Faut-il éviter complètement les œufs et les fruits de mer à cause du cholestérol ?

Non, cette idée a beaucoup évolué. Le cholestérol contenu dans les aliments (cholestérol alimentaire) a un impact beaucoup plus limité sur le cholestérol sanguin qu'on ne le pensait il y a quelques décennies, chez la majorité des personnes. Ce qui pèse le plus sur le LDL, c'est surtout l'excès de graisses saturées et de graisses trans, présentes notamment dans les produits transformés, plus que le cholestérol alimentaire lui-même. Une consommation raisonnable d'œufs ou de fruits de mer n'est, pour la plupart des gens, pas le problème principal.

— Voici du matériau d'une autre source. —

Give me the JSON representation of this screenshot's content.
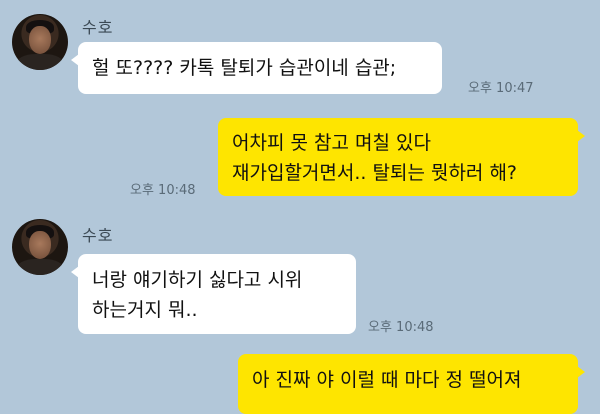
{
  "messages": [
    {
      "sender": "수호",
      "direction": "incoming",
      "lines": [
        "헐 또???? 카톡 탈퇴가 습관이네 습관;"
      ],
      "time": "오후 10:47"
    },
    {
      "direction": "outgoing",
      "lines": [
        "어차피 못 참고 며칠 있다",
        "재가입할거면서.. 탈퇴는 뭣하러 해?"
      ],
      "time": "오후 10:48"
    },
    {
      "sender": "수호",
      "direction": "incoming",
      "lines": [
        "너랑 얘기하기 싫다고 시위",
        "하는거지 뭐.."
      ],
      "time": "오후 10:48"
    },
    {
      "direction": "outgoing",
      "lines": [
        "아 진짜 야 이럴 때 마다 정 떨어져"
      ]
    }
  ],
  "colors": {
    "background": "#b2c7d9",
    "incoming_bubble": "#ffffff",
    "outgoing_bubble": "#fee500"
  }
}
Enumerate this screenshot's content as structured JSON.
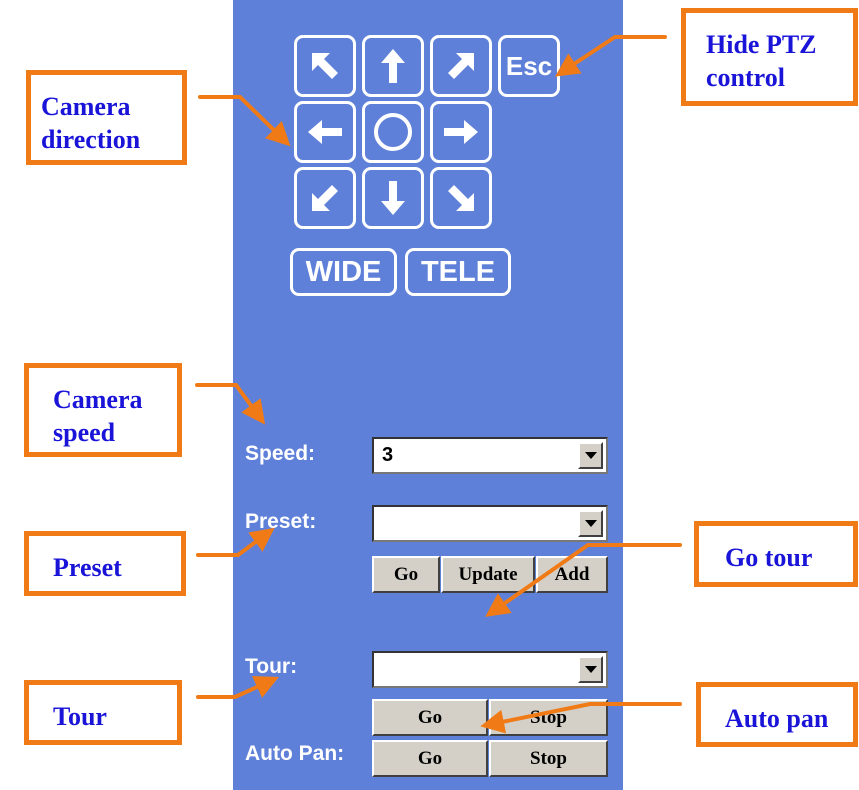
{
  "ptz": {
    "esc_label": "Esc",
    "wide_label": "WIDE",
    "tele_label": "TELE"
  },
  "speed": {
    "label": "Speed:",
    "value": "3"
  },
  "preset": {
    "label": "Preset:",
    "value": "",
    "go_label": "Go",
    "update_label": "Update",
    "add_label": "Add"
  },
  "tour": {
    "label": "Tour:",
    "value": "",
    "go_label": "Go",
    "stop_label": "Stop"
  },
  "auto_pan": {
    "label": "Auto Pan:",
    "go_label": "Go",
    "stop_label": "Stop"
  },
  "annotations": {
    "camera_direction_1": "Camera",
    "camera_direction_2": "direction",
    "hide_ptz_1": "Hide PTZ",
    "hide_ptz_2": "control",
    "camera_speed_1": "Camera",
    "camera_speed_2": "speed",
    "preset": "Preset",
    "go_tour": "Go tour",
    "tour": "Tour",
    "auto_pan": "Auto pan"
  },
  "colors": {
    "panel": "#5f80d9",
    "annotation_border": "#f07b16",
    "annotation_text": "#1a14d9",
    "button_face": "#d4d0c8"
  },
  "icons": [
    "arrow-up-left-icon",
    "arrow-up-icon",
    "arrow-up-right-icon",
    "arrow-left-icon",
    "circle-home-icon",
    "arrow-right-icon",
    "arrow-down-left-icon",
    "arrow-down-icon",
    "arrow-down-right-icon",
    "dropdown-arrow-icon"
  ]
}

Un traitement contre le cholestérol (statine) est-il nécessaire à vie ?

Cela dépend entièrement de votre profil de risque global, pas seulement du chiffre de cholestérol. Chez certaines personnes à risque cardiovasculaire élevé ou avec un antécédent d'événement cardiaque, un traitement au long cours apporte un bénéfice net bien documenté. Chez d'autres, avec un risque plus faible, des mesures d'hygiène de vie seules peuvent suffire. C'est une décision qui se prend avec votre cardiologue, en tenant compte de l'ensemble de votre profil, pas d'un chiffre isolé.

À partir de quel âge faut-il faire vérifier son cholestérol ?

Un premier bilan lipidique est raisonnable dès le début de l'âge adulte, en particulier en présence d'antécédents familiaux de cholestérol élevé ou de maladie cardiaque précoce. Sans facteur de risque particulier, un contrôle tous les 4 à 6 ans à partir de 20 ans, puis plus rapproché après 40-50 ans, est une base généralement retenue — à ajuster avec votre médecin selon votre profil.